Están los jarales bajos constelados de sus grandes flores vagas, rosas de humo, de gasa, de papel de seda, con las cuatro lágrimas de carmín; y una calina que asfixia, enyesa los pinos chatos. Un pájaro nunca visto, amarillo con lunares negros, se eterniza, mudo, en una rama.
Los guardas de los huertos suenan el latón para asustar a los rabúos, que vienen, en grandes bandos celestes, por naranjas… Cuando llegamos a la sombra del nogal grande rajo dos sandías, que abren su escarcha grana y rosa en un largo crujido fresco. Yo me como la mía lentamente, oyendo, a lo lejos, las vísperas del pueblo. Platero se bebe la carne de azúcar de la suya como si fuese agua.
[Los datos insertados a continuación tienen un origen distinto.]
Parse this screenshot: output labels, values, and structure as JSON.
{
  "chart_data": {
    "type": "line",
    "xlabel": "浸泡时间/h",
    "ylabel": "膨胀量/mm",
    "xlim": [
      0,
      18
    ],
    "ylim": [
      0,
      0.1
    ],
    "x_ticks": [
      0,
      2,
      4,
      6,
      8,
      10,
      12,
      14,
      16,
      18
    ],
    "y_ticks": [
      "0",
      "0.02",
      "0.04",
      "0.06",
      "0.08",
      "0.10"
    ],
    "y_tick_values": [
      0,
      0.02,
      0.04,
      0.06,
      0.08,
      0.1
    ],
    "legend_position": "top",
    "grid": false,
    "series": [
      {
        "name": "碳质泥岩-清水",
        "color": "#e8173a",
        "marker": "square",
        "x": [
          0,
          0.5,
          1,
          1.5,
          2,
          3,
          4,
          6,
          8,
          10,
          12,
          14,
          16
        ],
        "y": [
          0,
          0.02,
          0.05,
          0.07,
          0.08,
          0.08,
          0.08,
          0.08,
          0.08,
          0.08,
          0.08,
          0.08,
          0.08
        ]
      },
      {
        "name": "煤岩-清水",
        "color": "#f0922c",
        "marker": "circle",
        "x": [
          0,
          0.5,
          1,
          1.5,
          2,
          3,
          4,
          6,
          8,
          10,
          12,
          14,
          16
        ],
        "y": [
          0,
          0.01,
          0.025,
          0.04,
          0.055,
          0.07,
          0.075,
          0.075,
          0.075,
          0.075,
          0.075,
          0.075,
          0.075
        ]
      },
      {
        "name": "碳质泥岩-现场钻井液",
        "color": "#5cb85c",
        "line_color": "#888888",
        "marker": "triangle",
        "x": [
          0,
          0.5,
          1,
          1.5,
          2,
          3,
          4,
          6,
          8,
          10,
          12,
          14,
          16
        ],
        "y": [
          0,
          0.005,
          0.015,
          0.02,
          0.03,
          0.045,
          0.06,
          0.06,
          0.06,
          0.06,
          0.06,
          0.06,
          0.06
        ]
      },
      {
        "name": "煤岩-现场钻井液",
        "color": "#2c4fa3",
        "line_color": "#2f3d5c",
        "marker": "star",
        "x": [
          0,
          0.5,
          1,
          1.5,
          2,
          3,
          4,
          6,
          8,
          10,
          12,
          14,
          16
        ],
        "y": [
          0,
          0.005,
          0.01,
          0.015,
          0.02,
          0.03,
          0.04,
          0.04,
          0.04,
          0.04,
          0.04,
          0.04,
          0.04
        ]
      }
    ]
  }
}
Capítulo sesenta y seis Fuego en los montes
La campana gorda!… Tres…, cuatro toques… ¡Fuego! Hemos dejado la cena, y, encogido el corazón por la negra angostura de la escalerilla de madera hemos subido, en alborotado silencio afanoso, a la azotea.
– ¡En el campo de Lucena! -grita Anilla, que ya estaba arriba, escalera abajo, antes de salir nosotros a la noche… -¡Tan, tan, tan, tan! Al llegar afuera-¡qué respiro!-, la campana limpia su duro golpe sonoro y nos amartilla a los oídos y nos aprieta el corazón.